Figure 6. Dual Inhibition of LOX and CLOCK-OLFML3 axis activates antitumor immune response and synergizes with anti-PD1 therapy.

(A and B) Immunofluorescence (A) and quantification (B) of relative CD8⁺CD69⁺ T cells in tumors from CT2A model (2 × 10⁴ cells/mouse) treated with or without BAPN (2 g/L in drinking water) on day 4, and/or SR9009 (100 mg/kg/day, i.p.) for 10 days beginning at day 7 after orthotopic injection. Scale bar: 50 μm. n = 3 independent samples. 1-way ANOVA test. (C and D) Representative images (C) and quantification (D) of flow cytometry for the percentage of intratumoral CD8⁺CD69⁺ T cells in size matched tumors from CT2A tumor–bearing mice treated with or without BAPN (2 g/L in drinking water) on day 4, and/or SR9009 (100 mg/kg/day, i.p.) for 10 days beginning at day 7 after orthotopic injection. n = 3 independent samples. 1-way ANOVA test. (E and F) Representative images (E) and quantification (F) of flow cytometry for the percentage of intratumoral CD8⁺IFN-γ⁺ T cells in size matched tumors from CT2A tumor-bearing mice treated with or without BAPN (2 g/L in drinking water) on day 4, and/or SR9009 (100 mg/kg/day, i.p.) for 10 days beginning at day 7 after orthotopic injection. n = 3 independent samples. 1-way ANOVA test. (G and H) Survival curves of C57BL/6J mice implanted with CT2A cells (2 × 10⁴ cells/mouse, G) or 005 GSCs (2 × 10⁵ cells/mouse, H).

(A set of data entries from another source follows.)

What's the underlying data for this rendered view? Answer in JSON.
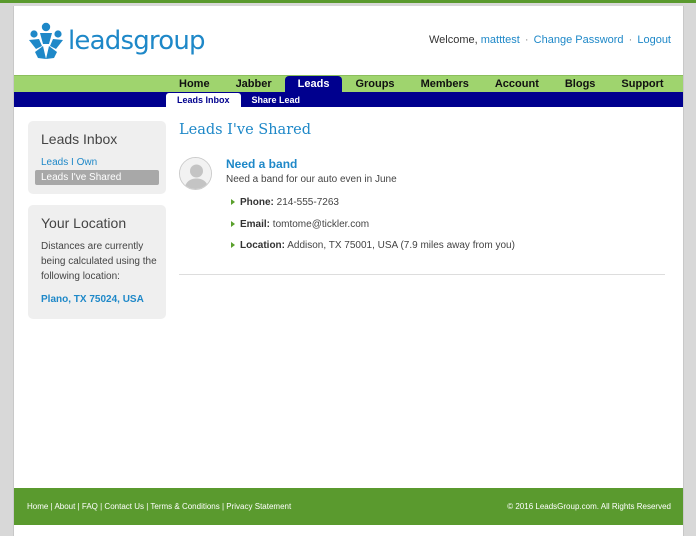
{
  "brand": {
    "logo_text": "leadsgroup"
  },
  "header": {
    "welcome_prefix": "Welcome,",
    "username": "matttest",
    "change_password": "Change Password",
    "logout": "Logout",
    "separator": "·"
  },
  "nav": {
    "items": [
      "Home",
      "Jabber",
      "Leads",
      "Groups",
      "Members",
      "Account",
      "Blogs",
      "Support"
    ],
    "active": "Leads"
  },
  "subnav": {
    "items": [
      "Leads Inbox",
      "Share Lead"
    ],
    "active": "Leads Inbox"
  },
  "sidebar": {
    "inbox_title": "Leads Inbox",
    "inbox_links": [
      "Leads I Own",
      "Leads I've Shared"
    ],
    "inbox_active": "Leads I've Shared",
    "location_title": "Your Location",
    "location_text": "Distances are currently being calculated using the following location:",
    "location_value": "Plano, TX 75024, USA"
  },
  "main": {
    "title": "Leads I've Shared",
    "lead": {
      "title": "Need a band",
      "description": "Need a band for our auto even in June",
      "phone_label": "Phone:",
      "phone": "214-555-7263",
      "email_label": "Email:",
      "email": "tomtome@tickler.com",
      "location_label": "Location:",
      "location": "Addison, TX 75001, USA (7.9 miles away from you)"
    }
  },
  "footer": {
    "links": [
      "Home",
      "About",
      "FAQ",
      "Contact Us",
      "Terms & Conditions",
      "Privacy Statement"
    ],
    "copyright": "© 2016 LeadsGroup.com. All Rights Reserved"
  },
  "colors": {
    "brand_blue": "#1e88c8",
    "nav_green": "#9fd46e",
    "nav_active": "#00008e",
    "footer_green": "#5a9a2e"
  }
}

Mice were treated with BAPN (2 g/L in drinking water) on day 4, SR9009 (100 mg/kg/day, i.p.) for 10 days beginning at day 7 after orthotopic injection, and anti-PD1 (10 mg/kg, i.p.) on days 11, 14, and 17. n = 7–10 mice per group. Log-rank test. (I and J) Cured mice from the triple therapy were rechallenged on day 70 with CT2A cells (2 × 10⁴ cells/mouse, I) or on day 110 with 005 GSCs (2 × 10⁵ cells/mouse, J). Similarly aged naive mice were implanted as controls. n = 5 mice per group. Log-rank test. *P < 0.05; **P < 0.01; ***P < 0.001.